1. ## Euler Phi primes with just definition of Phi

So I was given a pretty easy problem
Calculate $\displaystyle \phi(2p)$ where $\displaystyle p$ is prime.
Which I can solve with what I have read online:
* Given $\displaystyle \phi(ab)$ if $\displaystyle (a,b)=1$, then $\displaystyle \phi(a) \phi(b)$

Then it's pretty easy:
$\displaystyle \phi(2p)$ and since$\displaystyle (2,p)=1$, then$\displaystyle \phi(2) \phi(p) = 1*(p-1) = p-1$

But the problem is, in class we haven't proved * ,so we can't use it. Pretty much all we know about$\displaystyle \phi(m)$ is that it is the number of positive integers wich are less than m and relatively prime to m.

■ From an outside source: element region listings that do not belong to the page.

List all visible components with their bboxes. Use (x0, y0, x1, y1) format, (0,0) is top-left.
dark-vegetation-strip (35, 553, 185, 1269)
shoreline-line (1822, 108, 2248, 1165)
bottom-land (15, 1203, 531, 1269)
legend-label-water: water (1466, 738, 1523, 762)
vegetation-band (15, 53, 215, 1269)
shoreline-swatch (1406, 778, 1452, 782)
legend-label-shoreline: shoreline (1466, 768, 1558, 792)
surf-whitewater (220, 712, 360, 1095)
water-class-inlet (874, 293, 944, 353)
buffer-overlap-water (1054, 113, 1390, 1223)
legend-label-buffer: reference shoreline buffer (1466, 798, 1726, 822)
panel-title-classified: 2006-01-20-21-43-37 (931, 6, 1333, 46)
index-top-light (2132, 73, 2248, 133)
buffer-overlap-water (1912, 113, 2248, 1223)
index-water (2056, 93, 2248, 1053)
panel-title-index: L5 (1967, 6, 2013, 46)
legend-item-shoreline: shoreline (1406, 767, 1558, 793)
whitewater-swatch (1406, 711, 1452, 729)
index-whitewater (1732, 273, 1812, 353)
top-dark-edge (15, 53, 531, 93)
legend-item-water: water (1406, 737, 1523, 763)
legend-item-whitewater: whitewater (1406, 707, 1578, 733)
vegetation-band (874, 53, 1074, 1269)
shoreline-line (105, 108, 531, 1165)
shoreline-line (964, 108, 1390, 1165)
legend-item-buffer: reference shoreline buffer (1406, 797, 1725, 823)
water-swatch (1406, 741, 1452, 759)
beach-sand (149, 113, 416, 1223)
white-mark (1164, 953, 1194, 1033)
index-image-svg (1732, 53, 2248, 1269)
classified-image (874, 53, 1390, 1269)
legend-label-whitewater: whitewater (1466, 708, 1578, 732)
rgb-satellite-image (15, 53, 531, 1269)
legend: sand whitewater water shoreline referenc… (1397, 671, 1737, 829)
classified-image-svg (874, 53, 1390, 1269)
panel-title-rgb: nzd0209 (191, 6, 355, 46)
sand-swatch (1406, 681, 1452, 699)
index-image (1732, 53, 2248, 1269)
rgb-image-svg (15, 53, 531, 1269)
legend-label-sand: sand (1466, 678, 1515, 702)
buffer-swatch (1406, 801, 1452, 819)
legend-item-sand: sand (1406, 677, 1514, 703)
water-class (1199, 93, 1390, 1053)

AND $\displaystyle \phi(p) = p-1$.

I'm just wondering how I would go about doing this?
Thanks

EDIT:
After some thought and more reading I came to this:

CASE 1 : if p != 2
$\displaystyle \phi(2p) = \phi(2^1p^1)=$
$\displaystyle 2p(1-1/2)(1-1/p) = p-1$

Case 2:$\displaystyle p = 2$
$\displaystyle \phi(2*2) = \phi(4) =\phi(2^2)=$
$\displaystyle 4(1-1/2) = 2$

Am I correct in my reasoning?

2. I think they are expecting you to calculate the value from the definition of $\displaystyle \phi(n)$.

How many numbers below 2p are coprime to 2?
How many numbers below 2p are coprime to p?

3. Originally Posted by SimonM
I think they are expecting you to calculate the value from the definition of $\displaystyle \phi(n)$.

How many numbers below 2p are coprime to 2?
How many numbers below 2p are coprime to p?
Hmm,
I get something like
when p != 2
How many numbers below 2p are coprime to 2? $\displaystyle 2p-2$
How many numbers below 2p are coprime to p? $\displaystyle (1/2) 2p$
with overlapping = $\displaystyle p-1$, but I don't know how to show this other than example values of p?